Sarah Nassif, an independent Minneapolis artist who studied botany, now teaches area elementary students about plant varieties.
She said she uses art to teach about the environment because it’s approachable and accessible for all ages.
Nassif said traditional environment education can sometimes be intimidating because a lot of the information is pessimistic. But art and observing nature, she said, can be a stepping-stone that leads to interests in issues like climate change or pollution.
“Nature is there for everybody, and it’s universally accessible,” Nassif said. “But sometimes it’s like being at a party where you don’t know the names of any of the people, and it’s like, ‘I don’t know what I’m supposed to be doing here,’ or ‘Why should I care?’ Sometimes you need somebody to introduce you.”
The University has recently introduced classes that use art for teaching about the environment, such as “Art and Ecology: The Greening of the Imagination,” which starts in the fall.
Associate art professor Christine Baeumler has been encorporating environmental issues, like extinction and land degradation, in her paintings for about 20 years and now teaches some of the University’s new classes.
“Given the kind of issues that we are facing environmentally, it really requires us to exercise our imagination, whether we’re artists or students or scientists,” she said.
Baeumler has seen several students at the University engage in projects involving art and the environment in and outside of class, she said — especially recently.
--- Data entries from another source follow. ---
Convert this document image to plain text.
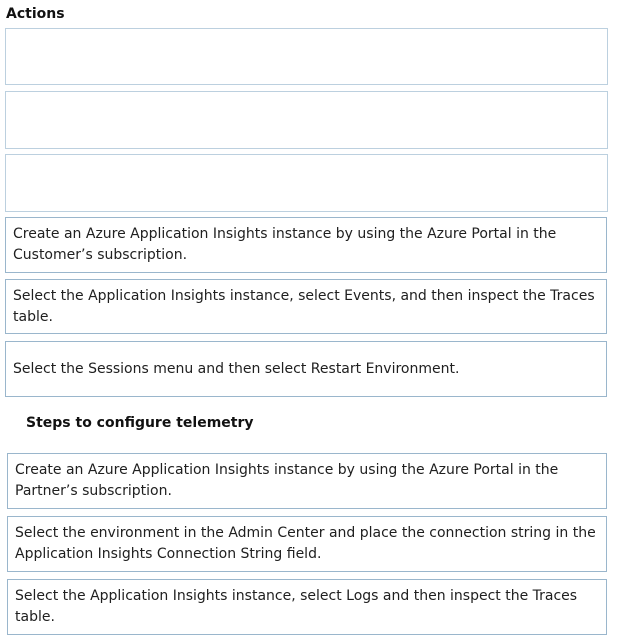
Actions
Create an Azure Application Insights instance by using the Azure Portal in the Customer’s subscription.
Select the Application Insights instance, select Events, and then inspect the Traces table.
Select the Sessions menu and then select Restart Environment.
Steps to configure telemetry
Create an Azure Application Insights instance by using the Azure Portal in the Partner’s subscription.
Select the environment in the Admin Center and place the connection string in the Application Insights Connection String field.
Select the Application Insights instance, select Logs and then inspect the Traces table.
But using art to connect people to the environment isn’t a new concept, said University art history professor Jane Blocker, who teaches about the history of art and the environment.
Even centuries ago, artists said landscape paintings inspire feelings of beauty or a connection with the environment, Blocker said.
In the 1960s, artists began taking on the role of environmental activists, she said, and the practice has continued since.
“I can point to individual artists who’ve been doing this for a long time,” Blocker said. “But I think that there are a couple of trends that are happening.”
Minneapolis Instinct Art Gallery director John Schuerman said he thinks one of those trends is promoting social change through art.
“Art is a vehicle, and it’s always there to help usher in social change, and I think that that will always be one of the roles that art plays,” he said.
Though Schuerman has been curating art shows for about a decade, he said he wasn’t presented with environmentally-themed shows until a few years ago. He has worked on four since.
Brigham said one reason environmental art could be gaining momentum is because interdisciplinary approaches to education are increasing in popularity.
She said she knows from experience that it’s easier to be passionate about something after seeing it or hearing its story in an engaging way.
“I’m interested in visual expression, and I think there’s a way to work towards environmental change from any way of seeing,” Brigham said.